Implementation: Technical details
The core of the implementation utilized several key technologies:
Python with PuLP for linear programming model definition and solving
Streamlit for the interactive web interface and data collection
Matplotlib for data visualization and result presentation
Custom mathematical formulations to handle the complex constraints
The model incorporated both hard constraints (such as group size limits and experience requirements) and soft preferences (such as individual preferences and interpersonal compatibility) to find a balance that maximized overall satisfaction while respecting all necessary restrictions.

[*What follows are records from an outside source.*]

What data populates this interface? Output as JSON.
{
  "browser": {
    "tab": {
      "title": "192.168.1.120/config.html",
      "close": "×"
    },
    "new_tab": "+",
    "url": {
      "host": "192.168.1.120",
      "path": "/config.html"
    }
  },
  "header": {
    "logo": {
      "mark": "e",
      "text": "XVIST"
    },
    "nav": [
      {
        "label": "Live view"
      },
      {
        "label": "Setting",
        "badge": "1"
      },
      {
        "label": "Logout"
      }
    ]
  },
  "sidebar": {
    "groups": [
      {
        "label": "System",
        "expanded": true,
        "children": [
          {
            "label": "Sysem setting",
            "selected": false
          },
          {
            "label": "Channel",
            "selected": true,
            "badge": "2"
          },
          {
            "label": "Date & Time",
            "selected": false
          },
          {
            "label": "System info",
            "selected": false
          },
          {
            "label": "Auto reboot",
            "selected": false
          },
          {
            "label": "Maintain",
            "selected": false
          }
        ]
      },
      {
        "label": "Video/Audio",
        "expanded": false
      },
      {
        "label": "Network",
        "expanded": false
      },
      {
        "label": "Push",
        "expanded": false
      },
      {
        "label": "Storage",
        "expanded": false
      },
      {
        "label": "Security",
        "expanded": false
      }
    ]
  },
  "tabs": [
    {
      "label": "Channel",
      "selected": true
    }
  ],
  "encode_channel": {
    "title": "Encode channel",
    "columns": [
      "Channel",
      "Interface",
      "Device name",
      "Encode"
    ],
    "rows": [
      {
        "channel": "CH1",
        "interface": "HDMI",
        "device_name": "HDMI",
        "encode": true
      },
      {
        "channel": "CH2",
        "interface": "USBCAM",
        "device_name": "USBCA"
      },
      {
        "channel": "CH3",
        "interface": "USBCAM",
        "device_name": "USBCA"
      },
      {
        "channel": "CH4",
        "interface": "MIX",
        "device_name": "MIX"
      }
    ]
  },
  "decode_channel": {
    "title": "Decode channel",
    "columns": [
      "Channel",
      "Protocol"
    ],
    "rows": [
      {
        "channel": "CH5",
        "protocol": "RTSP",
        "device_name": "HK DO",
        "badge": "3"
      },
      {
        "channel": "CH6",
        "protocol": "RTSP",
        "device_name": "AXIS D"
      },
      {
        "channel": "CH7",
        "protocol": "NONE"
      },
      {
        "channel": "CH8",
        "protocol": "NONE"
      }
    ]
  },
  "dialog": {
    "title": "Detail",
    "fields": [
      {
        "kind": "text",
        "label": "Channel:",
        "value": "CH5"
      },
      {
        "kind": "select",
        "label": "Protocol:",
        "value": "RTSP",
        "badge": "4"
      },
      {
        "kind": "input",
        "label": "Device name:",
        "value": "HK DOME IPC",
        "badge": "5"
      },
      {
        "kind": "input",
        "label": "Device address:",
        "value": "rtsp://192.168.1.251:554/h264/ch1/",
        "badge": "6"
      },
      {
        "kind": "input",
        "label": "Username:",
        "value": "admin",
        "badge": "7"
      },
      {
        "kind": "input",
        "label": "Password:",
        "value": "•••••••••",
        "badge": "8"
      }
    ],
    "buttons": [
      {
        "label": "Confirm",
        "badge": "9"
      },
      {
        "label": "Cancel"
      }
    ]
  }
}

Impact: A computational starting point for human decisions
While the Brot-e tool didn't completely replace the traditional assignment process, it provided valuable insights and a mathematically optimal starting point for discussions. The project highlighted several important realities about complex assignment problems:
In many real-world scenarios, not all constraints can be simultaneously satisfied
Visualizing individual and group satisfaction metrics helped make difficult trade-offs more transparent
The computational approach reduced the initial discussion time by providing a reasonable first assignment
Human adjustments were still necessary to address factors not captured in the mathematical model
Though created partly as a joke, the project demonstrated the potential for mathematical optimization in volunteer management while also revealing the limitations of purely algorithmic approaches to complex social arrangements. The tool became a conversation starter and educational example of how operations research techniques can be applied to community organization problems.
~10%
Discussion Time Reduction
Estimated reduction in initial discussion time
8/10
Fun
People enjoyed the different mathematical perspective!